When I was living in America, I was used to people referring to each other with terms of affection like “sweetheart” or “honey.” It was normal to see a parent calling his son “buddy” or “sport.” When I got to Israel, I had to readjust my language. Here, it is quite normal for a mother to call her son or daughter, tsaddik, which means “saint” or “righteous one.” Even a cab driver might call you tsaddik! Another common term of endearment is neshama, which means “soul.” Parents, teachers, and workers alike commonly refer to others as neshama.

It took some getting used to, but now I truly appreciate these terms that have become standard Israeli jargon. How beautiful to remind each other about who we really are! My guess is that a child who grows up being called tsaddik may be just a bit more likely to become one. A person who is called a neshama may remember that he or she is nothing less than a part of God, a divine soul.

This week’s Torah portion begins: “The LORD said to Moses, ‘Speak to the priests, the sons of Aaron, and say to them…” The verse could have more simply stated “Say to Aaron’s sons …” In Jewish teachings, redundant language, such as we find here, reveals that there were two messages for the priests. First, Moses was to say to the priests “you are the sons of Aaron.” Only then would he deliver God’s instructions to them.
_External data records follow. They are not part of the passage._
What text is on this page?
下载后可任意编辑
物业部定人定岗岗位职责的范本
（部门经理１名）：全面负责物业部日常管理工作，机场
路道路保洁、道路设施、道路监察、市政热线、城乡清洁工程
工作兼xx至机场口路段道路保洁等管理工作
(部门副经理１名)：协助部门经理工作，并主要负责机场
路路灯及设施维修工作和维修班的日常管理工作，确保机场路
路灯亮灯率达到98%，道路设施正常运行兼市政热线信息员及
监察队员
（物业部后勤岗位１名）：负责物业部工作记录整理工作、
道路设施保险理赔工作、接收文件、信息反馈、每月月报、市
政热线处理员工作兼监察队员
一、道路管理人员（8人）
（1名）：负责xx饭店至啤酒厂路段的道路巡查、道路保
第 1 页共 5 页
It is so important for a person to know who they are so that they can fulfil their life’s mission. In the case of the priests, they had to be reminded that they were Aaron’s sons, the spiritual leaders of the nation. In our case, we need to remember that we are “all sons of the Most High” (Psalms 82:6). As we contemplate that we are children of God, we should stand a little taller and feel a bit more confident. Most importantly, we must know not only who we are and whose we are, but we must also behave accordingly.

Your turn: Today, remind someone how wonderful they are. Remind them of their unique talents, special character traits, and that they were wonderfully and fearfully made by God.